Get this for a start: Use of Blogs (2006) Axel Bruns and Joanna Jacobs.
It persuades you why to blog. Each chapter is written like an academic paper – an essay at least. Chapter 5 I found I was copying out verbatim (which I can’t do here). Go see ‘Can Blogging Unspin PR’ Trevor Cook.
Your starting off point can be anything at all, once you start (for me at least) it is like opening a vein.
Who cares if it is a note to yourself. If it’s work or course work remember that you can compose then recraft as often as you like; what is more, you can turn access on or off as you please too – even allow comments as you please – with other blog platforms the list of linking choices is as broad as the destination board at Heathrow – you can ‘blog’ to a person, a group, people in different groups and so on (though this is a level of complication may turn the novice off).
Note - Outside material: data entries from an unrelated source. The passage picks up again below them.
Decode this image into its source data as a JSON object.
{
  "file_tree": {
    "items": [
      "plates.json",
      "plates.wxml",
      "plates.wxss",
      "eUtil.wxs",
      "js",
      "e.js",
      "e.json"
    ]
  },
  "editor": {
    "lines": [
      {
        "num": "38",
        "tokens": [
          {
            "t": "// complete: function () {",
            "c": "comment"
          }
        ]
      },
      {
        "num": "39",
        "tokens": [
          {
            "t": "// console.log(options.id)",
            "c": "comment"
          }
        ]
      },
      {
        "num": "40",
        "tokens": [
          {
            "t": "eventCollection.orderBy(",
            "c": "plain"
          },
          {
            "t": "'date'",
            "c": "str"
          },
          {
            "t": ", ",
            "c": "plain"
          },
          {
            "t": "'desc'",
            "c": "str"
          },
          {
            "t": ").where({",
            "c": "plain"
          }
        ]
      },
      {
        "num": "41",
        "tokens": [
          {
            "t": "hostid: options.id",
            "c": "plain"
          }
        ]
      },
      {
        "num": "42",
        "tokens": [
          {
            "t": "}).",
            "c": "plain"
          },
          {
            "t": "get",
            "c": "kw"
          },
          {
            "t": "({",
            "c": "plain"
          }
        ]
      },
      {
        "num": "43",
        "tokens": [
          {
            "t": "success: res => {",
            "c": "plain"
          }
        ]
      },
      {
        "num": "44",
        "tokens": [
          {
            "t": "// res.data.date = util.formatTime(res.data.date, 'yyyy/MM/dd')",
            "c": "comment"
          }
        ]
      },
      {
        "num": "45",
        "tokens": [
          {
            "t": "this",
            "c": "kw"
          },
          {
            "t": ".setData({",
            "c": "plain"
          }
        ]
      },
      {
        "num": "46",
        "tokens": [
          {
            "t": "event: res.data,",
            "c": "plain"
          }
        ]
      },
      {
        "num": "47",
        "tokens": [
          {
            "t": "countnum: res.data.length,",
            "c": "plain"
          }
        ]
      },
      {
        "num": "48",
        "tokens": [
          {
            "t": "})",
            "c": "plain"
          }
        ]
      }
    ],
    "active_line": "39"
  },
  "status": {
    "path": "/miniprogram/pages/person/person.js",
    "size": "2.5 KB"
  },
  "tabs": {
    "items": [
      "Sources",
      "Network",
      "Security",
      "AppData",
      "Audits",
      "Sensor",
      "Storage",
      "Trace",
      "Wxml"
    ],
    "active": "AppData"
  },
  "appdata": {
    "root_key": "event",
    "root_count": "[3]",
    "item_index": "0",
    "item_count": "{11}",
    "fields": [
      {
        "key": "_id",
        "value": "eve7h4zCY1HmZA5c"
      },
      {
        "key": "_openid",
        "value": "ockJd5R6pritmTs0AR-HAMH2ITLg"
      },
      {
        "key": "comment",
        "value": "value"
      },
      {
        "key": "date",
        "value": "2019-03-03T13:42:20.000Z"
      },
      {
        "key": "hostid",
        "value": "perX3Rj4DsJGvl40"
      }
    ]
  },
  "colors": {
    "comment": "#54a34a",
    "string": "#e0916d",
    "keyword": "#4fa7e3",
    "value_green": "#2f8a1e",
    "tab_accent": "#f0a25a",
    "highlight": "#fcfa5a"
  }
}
If you are at all stuck for content ideas then my suggestions are:
- 1) Write about the deep past (everything you write is of course in the past) – what this might means is thinking of your earliest experiences of whatever your blog may be about – if it is about education then try these:
- 2) Your best friend at nursery school
- 3) Your first day at school
- 4) The funniest thing that your witnessed or did at school
- 5) The first thing you learnt and how
- 6) Add a caption to an old photograph then expand these thoughts into the era.
- 7) A birthday party
- 8) A Christmas
- 9) A first book
All of these are possible jumping off points; once you’re in flight you’ll be surprised how easy it is to steer back to where you had planned to be – who cares about the journey you took to get there – you can leave it in or edit out the first paragraph / chapter.
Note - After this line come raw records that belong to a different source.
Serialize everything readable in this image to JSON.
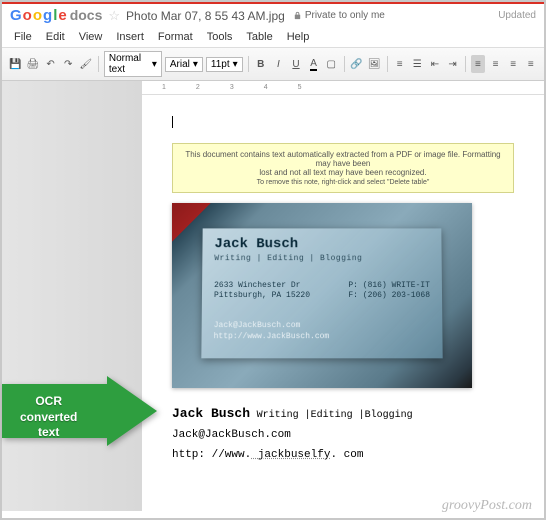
{
  "header": {
    "logo": {
      "g1": "G",
      "o1": "o",
      "o2": "o",
      "g2": "g",
      "l": "l",
      "e": "e",
      "product": "docs"
    },
    "filename": "Photo Mar 07, 8 55 43 AM.jpg",
    "privacy": "Private to only me",
    "status": "Updated"
  },
  "menubar": [
    "File",
    "Edit",
    "View",
    "Insert",
    "Format",
    "Tools",
    "Table",
    "Help"
  ],
  "toolbar": {
    "style": "Normal text",
    "font": "Arial",
    "size": "11pt"
  },
  "notice": {
    "line1": "This document contains text automatically extracted from a PDF or image file. Formatting may have been",
    "line2": "lost and not all text may have been recognized.",
    "line3": "To remove this note, right-click and select \"Delete table\""
  },
  "card": {
    "name": "Jack Busch",
    "tag": "Writing | Editing | Blogging",
    "addr1": "2633 Winchester Dr",
    "addr2": "Pittsburgh, PA 15220",
    "phone1": "P: (816) WRITE-IT",
    "phone2": "F: (206) 203-1068",
    "email": "Jack@JackBusch.com",
    "url": "http://www.JackBusch.com"
  },
  "ocr": {
    "name": "Jack Busch",
    "tag": "Writing |Editing |Blogging",
    "email": "Jack@JackBusch.com",
    "url_prefix": "http: //www.",
    "url_mid": " jackbuselfy",
    "url_suffix": ". com"
  },
  "arrow_label_1": "OCR",
  "arrow_label_2": "converted",
  "arrow_label_3": "text",
  "watermark": "groovyPost.com",
  "ruler_ticks": [
    "1",
    "2",
    "3",
    "4",
    "5"
  ]
}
If you kept a diary at any time in your life – milk it! Put it up, selectively, verbatim and / or relived – you can even retrofit the date.
Getting it down
There is a beauty and simplicity to pen/pencil onto paper. Personally I find typing it up afterwards tedious and will find myself inevitably expanding beyond the way the thing was initially written. The mistake here is that you can/do with ease turn a natural, conversational flow of thoughts into something else – verbose at best, disjoined at worst. You then get into editing and saving sections/chunks for future entries.
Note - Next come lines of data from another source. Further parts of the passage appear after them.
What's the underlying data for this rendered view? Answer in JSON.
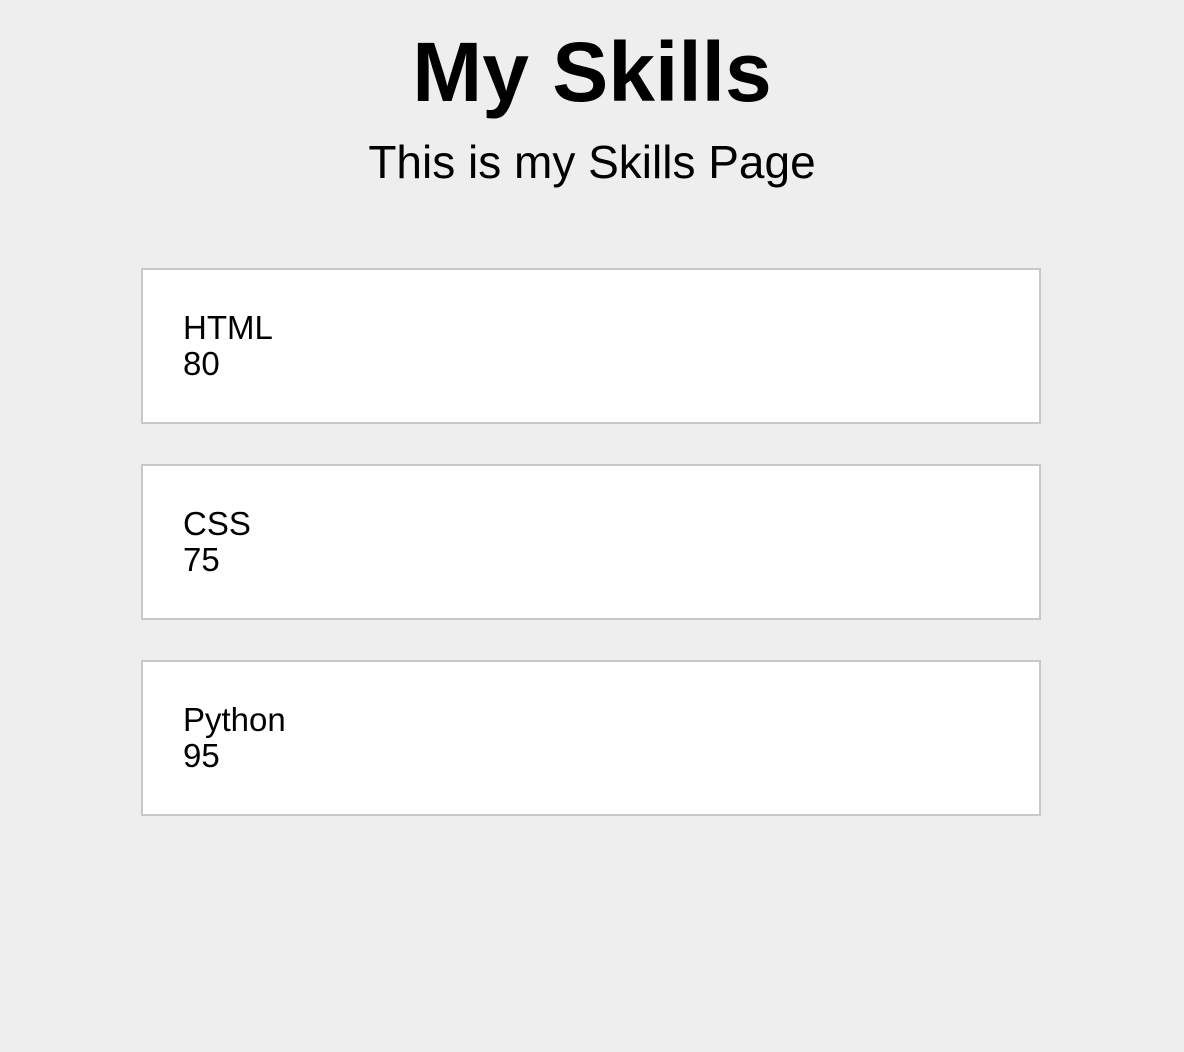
{
  "header": {
    "title": "My Skills",
    "subtitle": "This is my Skills Page"
  },
  "skills": [
    {
      "name": "HTML",
      "value": "80"
    },
    {
      "name": "CSS",
      "value": "75"
    },
    {
      "name": "Python",
      "value": "95"
    }
  ],
  "colors": {
    "background": "#eeeeee",
    "card": "#ffffff",
    "card_border": "#c8c8c8",
    "text": "#000000"
  }
}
Ideally, whether you have notes, an essay plan or mind map to guide you, I’d recommend typing directly into the Blank Box. The QWERTY keyboard is a piano keyboard and you’re playing a ditty or having a jam.
Most blog platforms have ample editing tools, the only warning is to save regularly in some if you are prone to distraction.
Even back up onto a clipboard or Word, though personally I’m not a fan of overworking a piece in Word first.
Have a notepad, record a thought on paper or into a digital recorder, have a device that you can readily use on the go – my most fruitful blogging years were when I had a Psion – I could type this spec-case sized device and draw it into my Mac to upload.
I’ll discover in due course an iPad can offer this facility – I believe it will (and some).
A final thought for now – if you can touch-type and write stream of consciousness then how many words can you get down in so many minutes?
Let’s say you think at FIVE words a second, talk at THREE words a second and type at 40-60 words a minute. In theory in five minutes you can blog between 200 and 300 words. Perfect length. Have a plan, three or so points to make and fire away.